La obra de Clarke no ha alcanzado, no obstante, la misma difusión que otros clásicos del género como los ya mencionados 1984 y Un mundo feliz. Pese a sus diferencias, ambas obras coinciden en presentar un futuro inmediato oscuro y deshumanizador cuya estela es perceptible en una larga serie de títulos posteriores como Un día perfecto (1970), la segunda novela del también recientemente desaparecido Ira Levin cuyo protagonista se enfrenta a un mundo gobernado por las máquinas y las grandes corporaciones; o en THX 1138, escrita por un George Lucas lejos aun de revolucionar el mundo del cine con Star Wars, y en la que Robert Duvall interpreta a un rebelde inconformista que se opone a las autoridades de una sociedad robotizada y deshumanizada. Poco después sería el gran director Stanley Kubrick quien aportase su personal grano de arena con La naranja mecánica (1971), una soberbia adaptación de la novela homónima de Anthony Burguess que propone una de las más aterradoras reflexiones sobre la violencia (tanto la individual como la ejercida por el propio estado) que jamás se hayan rodado. Igualmente inquietante, aunque desde otro punto de vista, es el mundo futuro que se nos ofrece en Cuando el destino nos alcance (1974), basada remotamente en la novela ¡Hagan sitio! ¡Hagan sitio! de Harry Harrison, que ya en una fecha tan temprana como aquella alertaba de los peligros del exceso de población y el agotamiento de los recursos.

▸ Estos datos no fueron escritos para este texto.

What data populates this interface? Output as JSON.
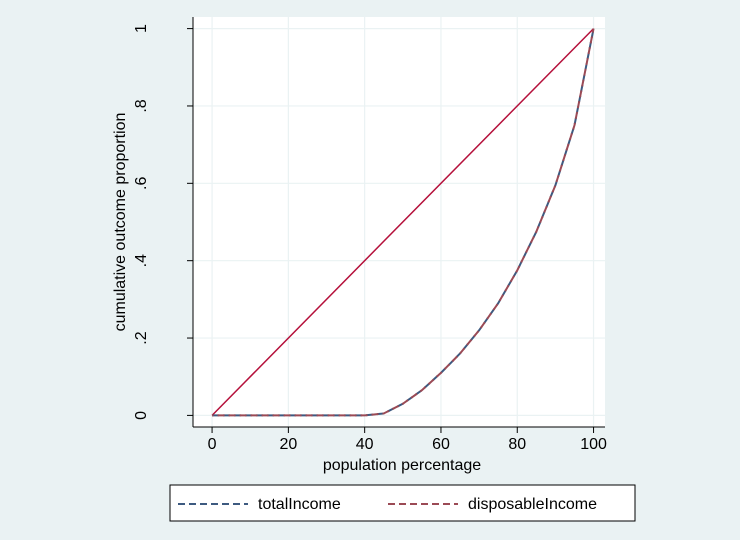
{
  "chart_data": {
    "type": "line",
    "title": "",
    "xlabel": "population percentage",
    "ylabel": "cumulative outcome proportion",
    "xlim": [
      -5,
      103
    ],
    "ylim": [
      -0.03,
      1.03
    ],
    "x_ticks": [
      0,
      20,
      40,
      60,
      80,
      100
    ],
    "x_tick_labels": [
      "0",
      "20",
      "40",
      "60",
      "80",
      "100"
    ],
    "y_ticks": [
      0,
      0.2,
      0.4,
      0.6,
      0.8,
      1
    ],
    "y_tick_labels": [
      "0",
      ".2",
      ".4",
      ".6",
      ".8",
      "1"
    ],
    "grid": true,
    "legend_position": "bottom",
    "equality_line": {
      "x": [
        0,
        100
      ],
      "y": [
        0,
        1
      ],
      "color": "#b5103b"
    },
    "series": [
      {
        "name": "totalIncome",
        "color": "#3d5a80",
        "dash": "dashed",
        "x": [
          0,
          5,
          10,
          15,
          20,
          25,
          30,
          35,
          40,
          45,
          50,
          55,
          60,
          65,
          70,
          75,
          80,
          85,
          90,
          95,
          100
        ],
        "y": [
          0,
          0,
          0,
          0,
          0,
          0,
          0,
          0,
          0,
          0.005,
          0.03,
          0.065,
          0.11,
          0.16,
          0.22,
          0.29,
          0.375,
          0.475,
          0.595,
          0.75,
          1.0
        ]
      },
      {
        "name": "disposableIncome",
        "color": "#9b4a55",
        "dash": "dashed",
        "x": [
          0,
          5,
          10,
          15,
          20,
          25,
          30,
          35,
          40,
          45,
          50,
          55,
          60,
          65,
          70,
          75,
          80,
          85,
          90,
          95,
          100
        ],
        "y": [
          0,
          0,
          0,
          0,
          0,
          0,
          0,
          0,
          0,
          0.005,
          0.03,
          0.065,
          0.11,
          0.16,
          0.22,
          0.29,
          0.375,
          0.475,
          0.595,
          0.75,
          1.0
        ]
      }
    ],
    "colors": {
      "background": "#eaf2f3",
      "plot_background": "#ffffff",
      "grid": "#eaf2f3"
    }
  }
}
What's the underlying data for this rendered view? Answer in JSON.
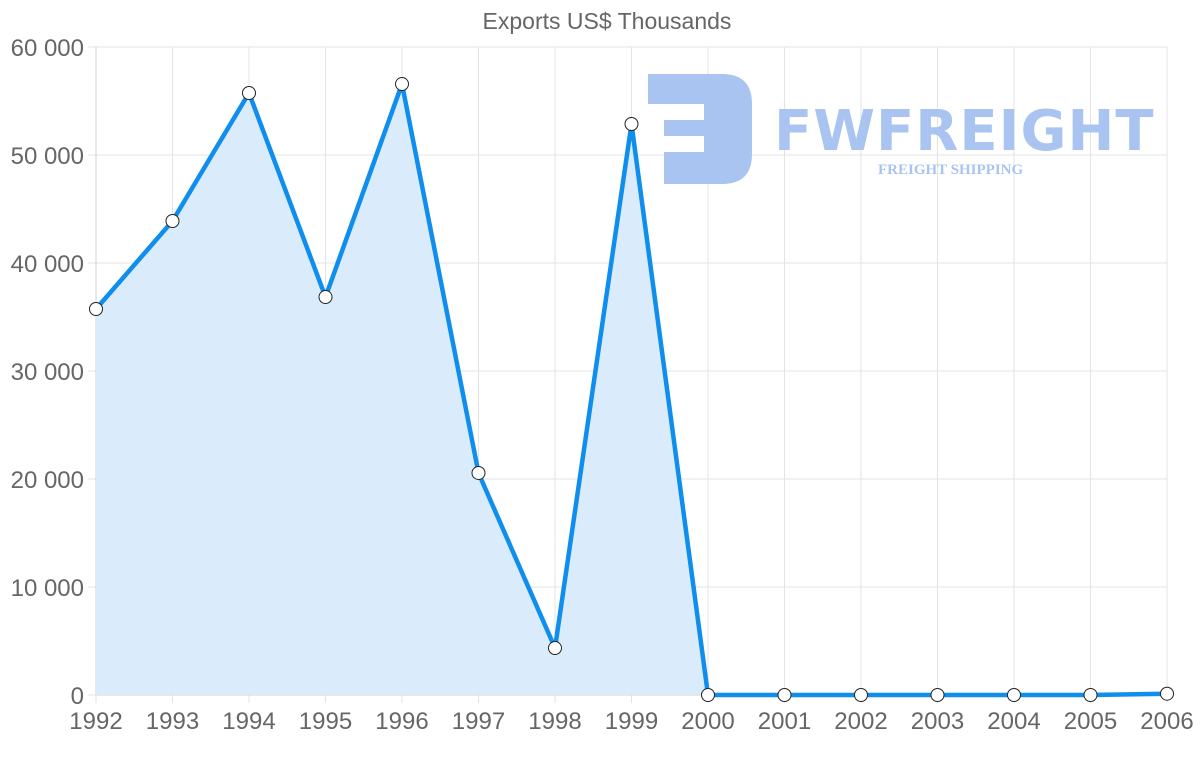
{
  "chart_data": {
    "type": "area",
    "title": "Exports US$ Thousands",
    "xlabel": "",
    "ylabel": "",
    "categories": [
      "1992",
      "1993",
      "1994",
      "1995",
      "1996",
      "1997",
      "1998",
      "1999",
      "2000",
      "2001",
      "2002",
      "2003",
      "2004",
      "2005",
      "2006"
    ],
    "series": [
      {
        "name": "Exports US$ Thousands",
        "values": [
          35740,
          43890,
          55740,
          36850,
          56570,
          20560,
          4350,
          52870,
          0,
          0,
          0,
          0,
          0,
          0,
          120
        ],
        "color": "#0f8eed",
        "fill": "#d8ebfb"
      }
    ],
    "ylim": [
      0,
      60000
    ],
    "yticks": [
      "0",
      "10 000",
      "20 000",
      "30 000",
      "40 000",
      "50 000",
      "60 000"
    ],
    "grid": true,
    "legend": "none"
  },
  "watermark": {
    "brand": "FWFREIGHT",
    "tagline": "FREIGHT SHIPPING",
    "color": "#a9c4f0"
  }
}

Apenas dos años después (1976) se estrena en cines La fuga de Logan, adaptación del best-seller de William F. Nolan y G. C. Johnson que, inspirado en los enfrentamientos generacionales de la década de los sesenta proponía una sociedad eternamente joven cuyos miembros eran sacrificados nada más abandonar la pubertad a excepción de unos pocos rebeldes implacablemente perseguidos por un cuerpo de Vigilantes encargados de mantener el status quo. Un filme menor pero clásico cuya herencia se puede rastrear en trabajos actuales como La isla (2005) de Michael Bay, que a su vez retoma un leiv motiv tan querido para la ciencia ficción como es el de la clonación, al igual que títulos como El sexto día de Arnold Schwarzenegger o el ya comentado de Aldous Huxley. Alternativamente, en Gattaca (1997) el guionista Andrew Niccol plantea una sociedad futura en el que la ingeniería genética, la medicina y la eugenesia dividen a la sociedad en dos grupos: los físicamente perfectos y, por lo tanto, aptos para desempeñar todo tipo de trabajos, y los “defectuosos”, relegados a una existencia mediocre.
Al igual que ocurre con Aeon Flux, La isla o Hijos de los hombres, Gattaca bebe de muchos de los títulos y autores clásicos ya comentados, aunque añadiendo más medios y una puesta en escena más cinética y comercial. Sin embargo, todos ellos giran en torno a la misma idea: la existencia de una sociedad totalitaria, que surge con la mejor de las intenciones pero que con el tiempo deriva en fría, deshumanizada y represora, frente a la cual se alza un rebelde o grupo de rebeldes, como Charlton Heston o Michael York, enemigos del sistema, los cuales aspiran a transformar el orden social establecido o, como mínimo a derrocar el gobierno. En algunos casos, como Hasta que el destino nos alcance o La fuga de Logan se especula con algún secreto de naturaleza tan terrible que no puede ser de dominio público, ya que precipitaría la caída del establishment, y es tarea del inconformista de turno tirar de la manta y descubrir el pastel. Pese a todo, este tipo de historias tienen su público, como demuestra la pervivencia de la fórmula y que escritores y guionistas continúen haciendo cábalas acerca de nuestro futuro inmediato para deleite de propios y extraños. Y es que, mal que nos pese, el ser humano posee una vena masoquista que le lleva a interpretar el futuro en clave de antiutopía, aunque lo contrario parezca más apetecible pero, como Clarke parecía intuir, también mucho más aburrido. Y es que, ¿quien quiere el paraíso, pudiendo luchar para vivir otro día?